In einer Woche, die von starken Schwankungen geprägt war, konnten sich die US-Börsen zum Wochenschluss stabilisieren. Der Dow Jones Industrial, der zuletzt stark unter Druck stand, schloss am Freitag mit einem Plus von 1,51 Prozent bei 38.686,32 Punkten. Diese Erholung half dem Leitindex, seinen Wochenverlust auf knapp 1 Prozent zu begrenzen und für den Monat ein Plus von 2,3 Prozent zu verzeichnen.

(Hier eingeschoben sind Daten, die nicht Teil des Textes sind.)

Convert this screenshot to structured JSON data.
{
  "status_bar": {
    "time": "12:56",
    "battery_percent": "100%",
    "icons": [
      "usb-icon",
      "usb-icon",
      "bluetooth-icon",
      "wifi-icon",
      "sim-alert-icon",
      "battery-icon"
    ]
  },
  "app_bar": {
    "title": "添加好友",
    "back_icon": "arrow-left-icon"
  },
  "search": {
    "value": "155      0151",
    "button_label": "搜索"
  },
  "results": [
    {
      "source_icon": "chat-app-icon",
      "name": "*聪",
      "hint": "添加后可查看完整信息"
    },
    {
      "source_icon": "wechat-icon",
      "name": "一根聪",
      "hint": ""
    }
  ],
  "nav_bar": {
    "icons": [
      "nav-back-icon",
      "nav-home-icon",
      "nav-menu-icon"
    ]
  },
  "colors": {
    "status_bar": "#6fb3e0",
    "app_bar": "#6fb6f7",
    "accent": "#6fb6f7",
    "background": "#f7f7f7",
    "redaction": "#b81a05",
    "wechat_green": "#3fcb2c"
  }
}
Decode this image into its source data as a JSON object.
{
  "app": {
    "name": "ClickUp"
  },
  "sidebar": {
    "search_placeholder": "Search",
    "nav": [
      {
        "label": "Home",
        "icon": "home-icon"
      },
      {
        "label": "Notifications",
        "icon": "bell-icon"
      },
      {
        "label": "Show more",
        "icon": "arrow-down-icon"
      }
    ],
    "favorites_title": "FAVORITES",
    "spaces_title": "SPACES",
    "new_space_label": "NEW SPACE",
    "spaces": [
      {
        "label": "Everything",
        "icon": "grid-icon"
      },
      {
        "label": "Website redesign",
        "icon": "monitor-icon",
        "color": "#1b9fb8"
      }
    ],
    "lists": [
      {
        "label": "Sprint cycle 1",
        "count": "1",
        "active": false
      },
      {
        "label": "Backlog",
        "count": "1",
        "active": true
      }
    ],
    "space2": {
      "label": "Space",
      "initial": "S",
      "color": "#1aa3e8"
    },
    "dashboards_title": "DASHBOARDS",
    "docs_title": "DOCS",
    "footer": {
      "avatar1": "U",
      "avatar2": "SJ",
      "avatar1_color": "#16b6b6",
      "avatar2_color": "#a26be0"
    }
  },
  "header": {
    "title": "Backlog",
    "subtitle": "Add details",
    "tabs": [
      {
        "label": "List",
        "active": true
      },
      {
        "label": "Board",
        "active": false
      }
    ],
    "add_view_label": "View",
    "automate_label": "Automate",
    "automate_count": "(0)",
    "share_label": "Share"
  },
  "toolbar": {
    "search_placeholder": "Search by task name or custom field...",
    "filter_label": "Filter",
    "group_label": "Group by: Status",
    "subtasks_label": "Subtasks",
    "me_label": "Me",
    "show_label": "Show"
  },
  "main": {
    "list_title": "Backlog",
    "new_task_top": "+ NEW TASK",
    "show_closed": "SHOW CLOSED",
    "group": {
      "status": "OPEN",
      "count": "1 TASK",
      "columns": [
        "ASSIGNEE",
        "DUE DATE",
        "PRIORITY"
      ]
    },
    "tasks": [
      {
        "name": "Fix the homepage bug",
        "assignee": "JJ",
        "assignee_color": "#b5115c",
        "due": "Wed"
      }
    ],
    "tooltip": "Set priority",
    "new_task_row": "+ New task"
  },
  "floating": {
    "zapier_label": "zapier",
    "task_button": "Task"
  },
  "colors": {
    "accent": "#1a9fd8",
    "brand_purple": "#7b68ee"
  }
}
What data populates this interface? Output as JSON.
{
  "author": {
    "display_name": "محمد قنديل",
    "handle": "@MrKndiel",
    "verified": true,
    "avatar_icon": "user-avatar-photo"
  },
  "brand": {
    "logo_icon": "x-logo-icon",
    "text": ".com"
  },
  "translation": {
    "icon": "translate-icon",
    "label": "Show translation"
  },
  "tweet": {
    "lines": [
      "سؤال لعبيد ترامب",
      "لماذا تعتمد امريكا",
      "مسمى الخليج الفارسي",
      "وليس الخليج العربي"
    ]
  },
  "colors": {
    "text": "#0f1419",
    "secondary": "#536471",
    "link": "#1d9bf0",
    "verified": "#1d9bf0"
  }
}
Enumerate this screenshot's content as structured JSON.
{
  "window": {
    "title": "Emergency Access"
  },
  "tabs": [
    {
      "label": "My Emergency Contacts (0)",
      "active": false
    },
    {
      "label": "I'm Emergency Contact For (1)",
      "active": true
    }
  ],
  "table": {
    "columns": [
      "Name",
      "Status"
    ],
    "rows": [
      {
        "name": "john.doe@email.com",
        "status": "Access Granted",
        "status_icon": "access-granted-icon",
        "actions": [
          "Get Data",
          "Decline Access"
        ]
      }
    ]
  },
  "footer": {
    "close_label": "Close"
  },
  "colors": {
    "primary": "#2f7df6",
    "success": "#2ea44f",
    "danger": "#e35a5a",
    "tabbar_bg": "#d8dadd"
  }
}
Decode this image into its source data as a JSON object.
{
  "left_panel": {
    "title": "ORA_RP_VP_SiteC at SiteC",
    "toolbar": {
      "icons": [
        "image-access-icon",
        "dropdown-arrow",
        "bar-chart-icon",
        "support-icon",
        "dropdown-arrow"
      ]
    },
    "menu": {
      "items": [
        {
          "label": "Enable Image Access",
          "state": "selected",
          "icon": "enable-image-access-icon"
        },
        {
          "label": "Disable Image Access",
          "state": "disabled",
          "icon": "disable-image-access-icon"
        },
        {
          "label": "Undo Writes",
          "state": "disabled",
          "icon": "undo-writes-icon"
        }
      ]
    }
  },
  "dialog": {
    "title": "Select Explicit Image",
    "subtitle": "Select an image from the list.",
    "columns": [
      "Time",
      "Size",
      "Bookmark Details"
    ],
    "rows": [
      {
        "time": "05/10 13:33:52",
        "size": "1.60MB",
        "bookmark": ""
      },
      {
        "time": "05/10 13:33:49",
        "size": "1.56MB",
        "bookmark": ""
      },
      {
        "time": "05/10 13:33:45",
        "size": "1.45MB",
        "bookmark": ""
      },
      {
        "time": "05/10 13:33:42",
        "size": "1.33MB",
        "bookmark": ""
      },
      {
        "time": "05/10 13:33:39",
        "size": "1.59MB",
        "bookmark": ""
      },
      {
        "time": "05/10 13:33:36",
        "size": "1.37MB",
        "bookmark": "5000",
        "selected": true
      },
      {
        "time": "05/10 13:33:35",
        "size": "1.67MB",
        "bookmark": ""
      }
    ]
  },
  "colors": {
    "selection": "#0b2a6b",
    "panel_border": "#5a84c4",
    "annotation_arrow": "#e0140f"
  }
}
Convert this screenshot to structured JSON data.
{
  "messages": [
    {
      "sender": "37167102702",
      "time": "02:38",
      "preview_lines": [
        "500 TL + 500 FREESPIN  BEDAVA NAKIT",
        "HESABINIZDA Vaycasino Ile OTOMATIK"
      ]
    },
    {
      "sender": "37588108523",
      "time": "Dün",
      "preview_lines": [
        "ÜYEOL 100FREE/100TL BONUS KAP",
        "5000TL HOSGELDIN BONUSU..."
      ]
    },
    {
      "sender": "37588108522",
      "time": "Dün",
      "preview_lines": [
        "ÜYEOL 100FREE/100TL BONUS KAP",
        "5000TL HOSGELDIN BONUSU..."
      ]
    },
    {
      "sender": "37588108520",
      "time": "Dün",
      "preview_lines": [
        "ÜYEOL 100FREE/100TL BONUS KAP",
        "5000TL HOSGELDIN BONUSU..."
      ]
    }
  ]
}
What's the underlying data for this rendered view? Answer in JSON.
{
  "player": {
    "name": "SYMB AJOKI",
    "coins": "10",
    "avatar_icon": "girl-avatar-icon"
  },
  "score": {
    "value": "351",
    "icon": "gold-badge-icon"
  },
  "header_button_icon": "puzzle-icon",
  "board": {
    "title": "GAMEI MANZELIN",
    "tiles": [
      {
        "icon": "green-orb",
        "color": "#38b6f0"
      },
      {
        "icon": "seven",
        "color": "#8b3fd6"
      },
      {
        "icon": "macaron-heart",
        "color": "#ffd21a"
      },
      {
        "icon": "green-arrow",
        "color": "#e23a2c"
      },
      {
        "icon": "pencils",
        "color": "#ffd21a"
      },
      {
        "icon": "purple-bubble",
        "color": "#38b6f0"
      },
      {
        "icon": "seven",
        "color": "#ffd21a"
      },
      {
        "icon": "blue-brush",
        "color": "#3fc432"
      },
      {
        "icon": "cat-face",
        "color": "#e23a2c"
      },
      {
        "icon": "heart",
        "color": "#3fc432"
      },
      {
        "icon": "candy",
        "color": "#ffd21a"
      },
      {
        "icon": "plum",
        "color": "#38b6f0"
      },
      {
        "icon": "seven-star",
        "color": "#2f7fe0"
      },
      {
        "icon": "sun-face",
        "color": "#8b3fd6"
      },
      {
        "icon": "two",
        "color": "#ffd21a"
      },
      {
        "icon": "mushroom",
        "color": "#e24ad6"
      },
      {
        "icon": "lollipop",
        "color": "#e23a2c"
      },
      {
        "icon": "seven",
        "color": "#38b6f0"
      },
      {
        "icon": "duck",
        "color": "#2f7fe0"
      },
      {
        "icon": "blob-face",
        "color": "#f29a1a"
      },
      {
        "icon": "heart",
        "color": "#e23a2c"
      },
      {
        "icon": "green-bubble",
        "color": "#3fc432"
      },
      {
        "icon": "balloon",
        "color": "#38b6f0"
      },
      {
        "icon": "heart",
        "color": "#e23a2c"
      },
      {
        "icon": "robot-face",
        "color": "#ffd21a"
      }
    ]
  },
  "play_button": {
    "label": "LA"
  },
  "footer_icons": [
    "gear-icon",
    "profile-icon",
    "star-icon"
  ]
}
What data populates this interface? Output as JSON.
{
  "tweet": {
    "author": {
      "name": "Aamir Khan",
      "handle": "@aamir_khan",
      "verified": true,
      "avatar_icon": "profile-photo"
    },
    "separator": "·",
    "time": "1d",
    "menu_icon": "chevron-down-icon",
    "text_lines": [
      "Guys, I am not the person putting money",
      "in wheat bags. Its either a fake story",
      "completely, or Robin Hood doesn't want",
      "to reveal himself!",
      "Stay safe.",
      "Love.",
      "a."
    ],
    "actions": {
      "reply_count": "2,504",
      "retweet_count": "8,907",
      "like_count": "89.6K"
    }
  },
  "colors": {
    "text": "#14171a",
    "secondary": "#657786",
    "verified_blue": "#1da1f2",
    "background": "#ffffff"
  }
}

Auch der S&P 500 profitierte von der späten Markterally und legte um 0,80 Prozent auf 5277,51 Punkte zu. Der technologielastige Nasdaq 100 hingegen verlor lediglich 0,01 Prozent und schloss bei 18.536,65 Punkten. Auf Wochensicht sank er um 1,4 Prozent, konnte jedoch im Mai ein beachtliches Plus von 6,3 Prozent erzielen.
Nachdem Inflationsdaten im April positiv aufgenommen worden waren, zeigte sich der Markt überrascht von schwachen Einkaufsmanagerdaten. Der Chicago-Einkaufsmanagerindex von MNI fiel im Mai unerwartet, obwohl Ökonomen einen Anstieg erwartet hatten. Der Rückgang markiert den tiefsten Stand seit Mai 2020 und wurde von Oliver Allen von Pantheon Macroeconomics als schwer einzuordnen bezeichnet.
Im IT-Sektor sorgte Dell für Verunsicherungen, als der Quartalsbericht des Computerkonzerns die Gewinnmargen unter Druck sah. Die Aktien des Unternehmens verloren 17,9 Prozent. Bereits am Donnerstag musste Salesforce nach einem enttäuschenden Umsatzausblick Kursverluste hinnehmen. Im Sog dieser Ereignisse gaben auch die Anteilscheine von HP um 4,9 Prozent nach, obwohl diese am Vortag noch von einem positiven Umsatzausblick profitiert hatten.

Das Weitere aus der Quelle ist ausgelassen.